Looping

For bob 1 (B) to complete a full circle, at its highest point, the centripetal force on it must be balanced by the gravitational force on it. That is $\dfrac {mv_1^2}{l_1} = mg$ and its velocity $v_1 = \sqrt{gl_1}$ . Similarly, the velocity of bob 2 (D) at its highest point is $v_2 = \sqrt {gl_2}$ .

At point D, just before the collision bob 1 is moving at $v_1$ , while bob 2 is at rest. After the elastic collision, bob 1 is at rest and bob 2 of the same mass is moving at $v_1$ .

Considering the conservation of energy of bob 2 by equating the kinetic energy loss being converted to potential energy, we have:

$\begin{aligned} \frac 12mv_1^2 - \frac 12mv_2^2 & = 2mgl_2 \\ \frac 12mv_1^2 & = 2mgl_2 + \frac 12mv_2^2 \\ \frac 12 mgl_1 & = 2 mg l_2 + \frac 12 m g l_2 \\ \frac 12 l_1 & = \frac 52 l_2 \\ \implies \frac {l_1}{l_2} & = \boxed{5} \end{aligned}$

How fast must the bob initially be going in order to make it to the top? The most obvious first thought is to suppose that the initial kinetic energy must equal the change in gravitational potential energy that occurs when the bob moves upward by $2 l_1$ .

$\frac{1}{2} m v_0^{2} = mg(2l_1) \\ v_0^2 = 4gl_1$

This gives us an absolute lower bound for the initial speed. However, there is a more subtle condition that derives from the fact that a rope can pull on an object but cannot push on an object. As the bob moves on its circular trajectory, the rope pulls it toward the center of the circle with variable tension $T$ . $T$ , thus defined, must never be negative, because that would correspond to a push.

The other force acting in the radial direction (besides the string tension) is the component of the gravitational force in the (inward) radial direction.

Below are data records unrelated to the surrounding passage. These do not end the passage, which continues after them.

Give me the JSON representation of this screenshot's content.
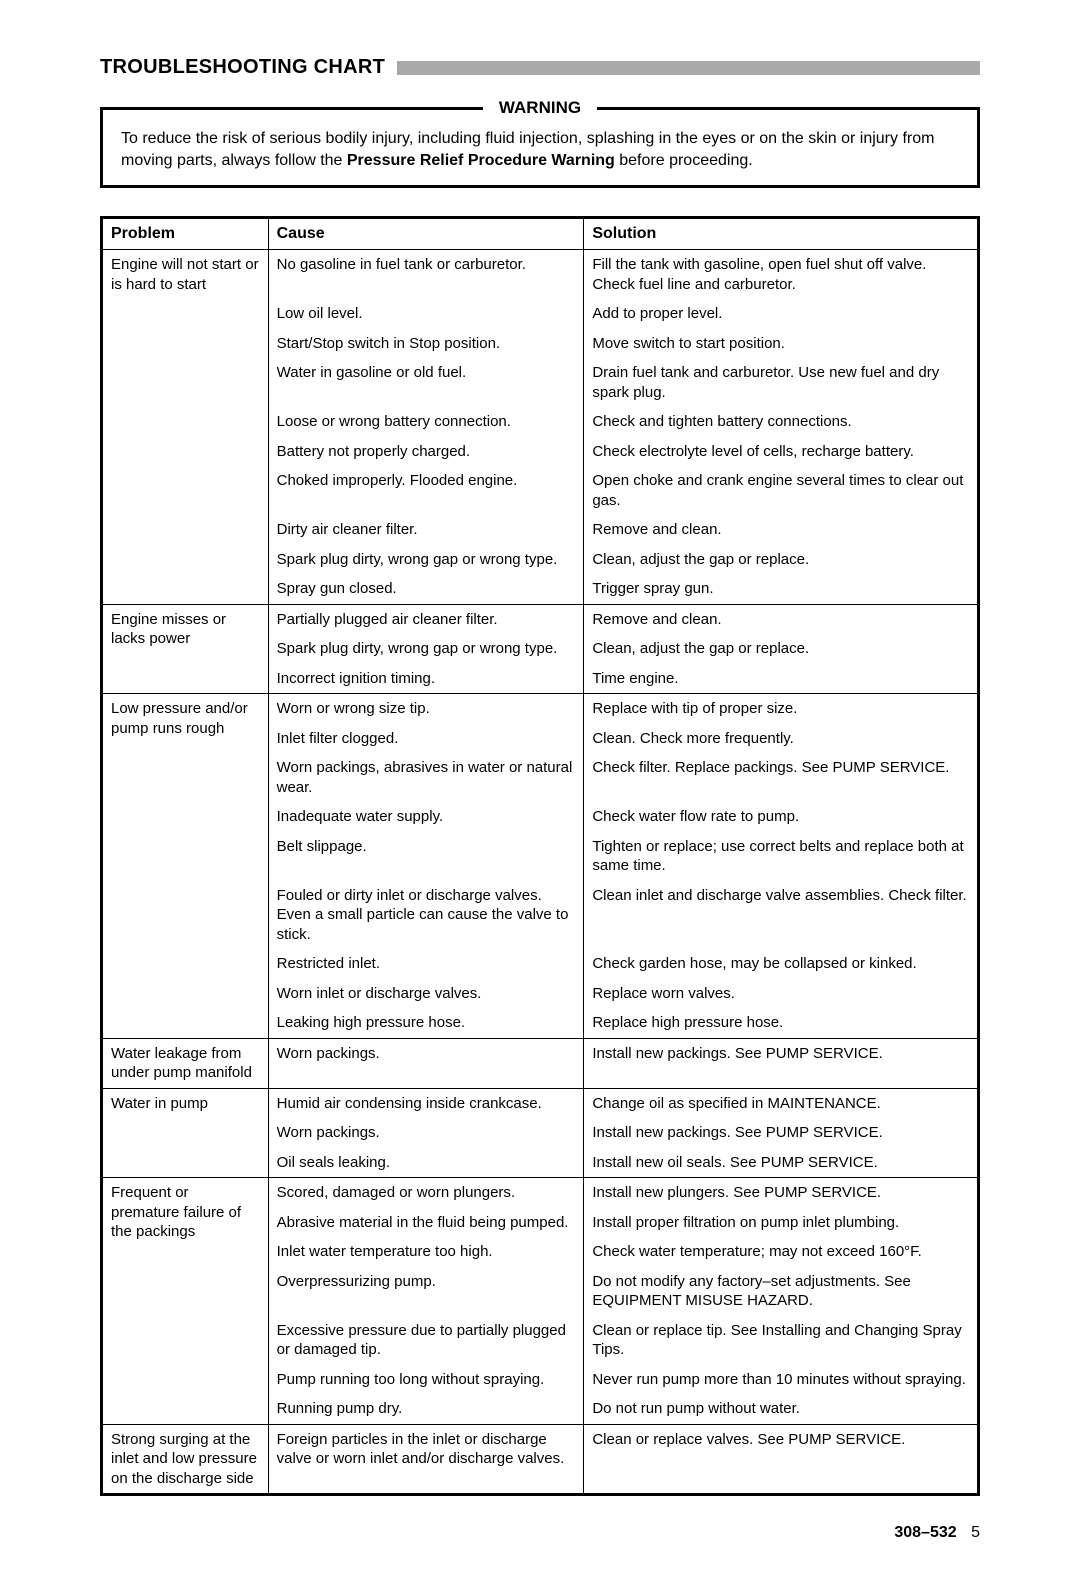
{
  "title": "TROUBLESHOOTING CHART",
  "warning": {
    "label": "WARNING",
    "pre": "To reduce the risk of serious bodily injury, including fluid injection, splashing in the eyes or on the skin or injury from moving parts, always follow the ",
    "bold": "Pressure Relief Procedure Warning",
    "post": " before proceeding."
  },
  "headers": {
    "problem": "Problem",
    "cause": "Cause",
    "solution": "Solution"
  },
  "sections": [
    {
      "problem": "Engine will not start or is hard to start",
      "rows": [
        {
          "cause": "No gasoline in fuel tank or carburetor.",
          "solution": "Fill the tank with gasoline, open fuel shut off valve. Check fuel line and carburetor."
        },
        {
          "cause": "Low oil level.",
          "solution": "Add to proper level."
        },
        {
          "cause": "Start/Stop switch in Stop position.",
          "solution": "Move switch to start position."
        },
        {
          "cause": "Water in gasoline or old fuel.",
          "solution": "Drain fuel tank and carburetor. Use new fuel and dry spark plug."
        },
        {
          "cause": "Loose or wrong battery connection.",
          "solution": "Check and tighten battery connections."
        },
        {
          "cause": "Battery not properly charged.",
          "solution": "Check electrolyte level of cells, recharge battery."
        },
        {
          "cause": "Choked improperly. Flooded engine.",
          "solution": "Open choke and crank engine several times to clear out gas."
        },
        {
          "cause": "Dirty air cleaner filter.",
          "solution": "Remove and clean."
        },
        {
          "cause": "Spark plug dirty, wrong gap or wrong type.",
          "solution": "Clean, adjust the gap or replace."
        },
        {
          "cause": "Spray gun closed.",
          "solution": "Trigger spray gun."
        }
      ]
    },
    {
      "problem": "Engine misses or lacks power",
      "rows": [
        {
          "cause": "Partially plugged air cleaner filter.",
          "solution": "Remove and clean."
        },
        {
          "cause": "Spark plug dirty, wrong gap or wrong type.",
          "solution": "Clean, adjust the gap or replace."
        },
        {
          "cause": "Incorrect ignition timing.",
          "solution": "Time engine."
        }
      ]
    },
    {
      "problem": "Low pressure and/or pump runs rough",
      "rows": [
        {
          "cause": "Worn or wrong size tip.",
          "solution": "Replace with tip of proper size."
        },
        {
          "cause": "Inlet filter clogged.",
          "solution": "Clean. Check more frequently."
        },
        {
          "cause": "Worn packings, abrasives in water or natural wear.",
          "solution": "Check filter. Replace packings. See PUMP SERVICE."
        },
        {
          "cause": "Inadequate water supply.",
          "solution": "Check water flow rate to pump."
        },
        {
          "cause": "Belt slippage.",
          "solution": "Tighten or replace; use correct belts and replace both at same time."
        },
        {
          "cause": "Fouled or dirty inlet or discharge valves. Even a small particle can cause the valve to stick.",
          "solution": "Clean inlet and discharge valve assemblies. Check filter."
        },
        {
          "cause": "Restricted inlet.",
          "solution": "Check garden hose, may be collapsed or kinked."
        },
        {
          "cause": "Worn inlet or discharge valves.",
          "solution": "Replace worn valves."
        },
        {
          "cause": "Leaking high pressure hose.",
          "solution": "Replace high pressure hose."
        }
      ]
    },
    {
      "problem": "Water leakage from under pump manifold",
      "rows": [
        {
          "cause": "Worn packings.",
          "solution": "Install new packings. See PUMP SERVICE."
        }
      ]
    },
    {
      "problem": "Water in pump",
      "rows": [
        {
          "cause": "Humid air condensing inside crankcase.",
          "solution": "Change oil as specified in MAINTENANCE."
        },
        {
          "cause": "Worn packings.",
          "solution": "Install new packings. See PUMP SERVICE."
        },
        {
          "cause": "Oil seals leaking.",
          "solution": "Install new oil seals. See PUMP SERVICE."
        }
      ]
    },
    {
      "problem": "Frequent or premature failure of the packings",
      "rows": [
        {
          "cause": "Scored, damaged or worn plungers.",
          "solution": "Install new plungers. See PUMP SERVICE."
        },
        {
          "cause": "Abrasive material in the fluid being pumped.",
          "solution": "Install proper filtration on pump inlet plumbing."
        },
        {
          "cause": "Inlet water temperature too high.",
          "solution": "Check water temperature; may not exceed 160°F."
        },
        {
          "cause": "Overpressurizing pump.",
          "solution": "Do not modify any factory–set adjustments. See EQUIPMENT MISUSE HAZARD."
        },
        {
          "cause": "Excessive pressure due to partially plugged or damaged tip.",
          "solution": "Clean or replace tip. See Installing and Changing Spray Tips."
        },
        {
          "cause": "Pump running too long without spraying.",
          "solution": "Never run pump more than 10 minutes without spraying."
        },
        {
          "cause": "Running pump dry.",
          "solution": "Do not run pump without water."
        }
      ]
    },
    {
      "problem": "Strong surging at the inlet and low pressure on the discharge side",
      "rows": [
        {
          "cause": "Foreign particles in the inlet or discharge valve or worn inlet and/or discharge valves.",
          "solution": "Clean or replace valves. See PUMP SERVICE."
        }
      ]
    }
  ],
  "footer": {
    "docnum": "308–532",
    "pagenum": "5"
  }
}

This component can be expressed as: $-mg cos\theta$

$\theta$ is the angle between the string and the vertical, and $(\theta = 0)$ corresponds to the initial position. The force / acceleration relationship in the radial direction is thus:

$T - mg cos\theta = m\frac{v^2}{l_1}$

We need to apply conservation of energy in order to determine an expression for $v$ in terms of $v_0$ and $\theta$ .

$\frac{1}{2}m v_0^2 = \frac{1}{2}mv^2 + mg l_1(1-cos\theta) \\ v^2 = v_0^2 - 2g l_1(1-cos\theta)$

Plugging into the previous equation gives: $T - mg cos\theta = \frac{m}{l_1}(v_0^2 - 2g l_1(1-cos\theta)) \\ T - mg cos\theta = \frac{m}{l_1}v_0^2 - 2mg + 2mg cos\theta \\ T = \frac{m}{l_1}v_0^2 - 2mg + 3mg cos\theta$

For $T$ to be positive for all $\theta$ , we thus have the condition:

$\frac{m}{l_1}v_0^2 \geq 5mg \\ v_0^2 \geq 5gl_1$

Thus, the "positive tension" requirement is more demanding than the "conservation of energy" requirement. If the bob begins with initial velocity $(v_0^2 = 5gl_1)$ , the $v^2$ value at the top will be $(v_f^2 = 5gl_1 - 4gl_1 = gl_1)$ .

Since the collision with the second bob is perfectly elastic, the second bob begins with speed $(v_{0_2}^2 = gl_1)$ . Then we apply the tension condition again to get:

$gl_1 = 5gl_2 \\ \implies \large{\boxed{\frac{l_1}{l_2} = 5}}$